Fatigue is one of the common symptoms though, said Lubcher. Since Yorns said the majority of people with MS she has met throughout the years have all had type-A personalities, so the fatigue has a huge effect of those people. Lubcher was a recreational bicyclist — something he rarely does now. MS is commonly diagnosed when people are “in the prime of their lives,” he said.

Advocacy is what helps both Lubcher and Yorns. Through volunteering, they meet others with MS and spread the word to people without it.

“Ron is one of our most loyal and dedicated volunteers,” said Weiner.

The support groups helped Lubcher when he was diagnosed about 12 years ago. Since the Internet was not as sophisticated back then, the information about the disease was harder to find. People sharing their experiences helped him learn about it, and they also helped ease some of the fear he had.

“It’s always in the back of your mind that it’s coming back,” he said. “Relapse is a real fear.”

MEETING OTHER PEOPLE who have bounced back after experiencing relapses that are sometime unimaginable keeps others positive. Yorns has said some can be completely blind for months, or even years at a time, and then one day they can see again. She knows of some people who lose mobility completely, and then can all of a sudden walk again.

“My thought was, I wanted to stay on top of it, and I wanted to help people,” he said. “I wanted to learn as much as I could, but be exposed to people in the MS community.”

Yorns said people at the MS Walk, MS Challenge Walk and the MS Bike Ride, all of which take place annually throughout the nation, attract athletes with no connection to the disease at all. It’s those people they reach out to and thank, and the response is wonderful, she said.

In addition to raising awareness, the walks and the bike ride raise funding for research. There are no fund-raising minimums to participate, though. Lubcher’s 6-year-old nephew, Jamey Bocompani, started calling people and raised more than $1,000 for his uncle’s walking team. Jamey will join his uncle in the walk in Reston, Sunday, April 15.

Doctors use so many different medicines to treat MS, some of which are effective in making relapses less frequent and less intense. But so much is not known about the disease, said Yorns.

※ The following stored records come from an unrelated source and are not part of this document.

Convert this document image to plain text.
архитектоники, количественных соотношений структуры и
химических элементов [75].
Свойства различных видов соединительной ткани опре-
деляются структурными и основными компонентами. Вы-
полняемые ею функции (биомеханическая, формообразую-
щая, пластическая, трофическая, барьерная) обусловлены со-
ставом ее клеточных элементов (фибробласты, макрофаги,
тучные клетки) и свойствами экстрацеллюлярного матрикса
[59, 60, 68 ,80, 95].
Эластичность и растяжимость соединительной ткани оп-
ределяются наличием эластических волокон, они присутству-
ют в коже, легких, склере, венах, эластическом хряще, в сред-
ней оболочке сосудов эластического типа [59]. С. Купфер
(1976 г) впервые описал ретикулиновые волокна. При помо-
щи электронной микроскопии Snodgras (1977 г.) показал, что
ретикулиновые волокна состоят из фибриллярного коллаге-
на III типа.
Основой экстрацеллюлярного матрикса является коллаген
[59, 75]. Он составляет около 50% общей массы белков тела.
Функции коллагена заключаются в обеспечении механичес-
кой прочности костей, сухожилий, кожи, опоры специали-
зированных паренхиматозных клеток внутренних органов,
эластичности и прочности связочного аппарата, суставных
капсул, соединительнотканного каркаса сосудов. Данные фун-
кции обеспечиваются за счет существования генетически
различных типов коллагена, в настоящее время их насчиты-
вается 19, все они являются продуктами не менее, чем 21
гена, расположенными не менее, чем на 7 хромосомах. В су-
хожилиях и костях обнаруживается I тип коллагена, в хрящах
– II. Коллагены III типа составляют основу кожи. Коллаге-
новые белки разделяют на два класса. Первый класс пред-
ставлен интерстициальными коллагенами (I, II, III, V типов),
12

“Stem cell research is going to do a lot, if we can ever get that passed,” she said.

Yorns attends the MS Advocacy Conference in Washington, D.C. each year, and takes the cause to Capitol Hill to try to influence local senators and representatives to spend more money on research.

Drugs can be as expensive as $20,000 a year, for just one drug, she said, which is why more needs to be done to help those without the resources to deal with treatment. Lubcher said insurance companies can sometimes make coping with the disease even more stressful than the disease itself, which is why he hopes that long-term health care and disability insurance will become available to people with MS in the future. In the mean time, when insurance companies deny claims, Lubcher said it shouldn’t be acceptable.

“Some people won’t fight it; you have to stick up for your rights,” he said. “You have to be persistent.”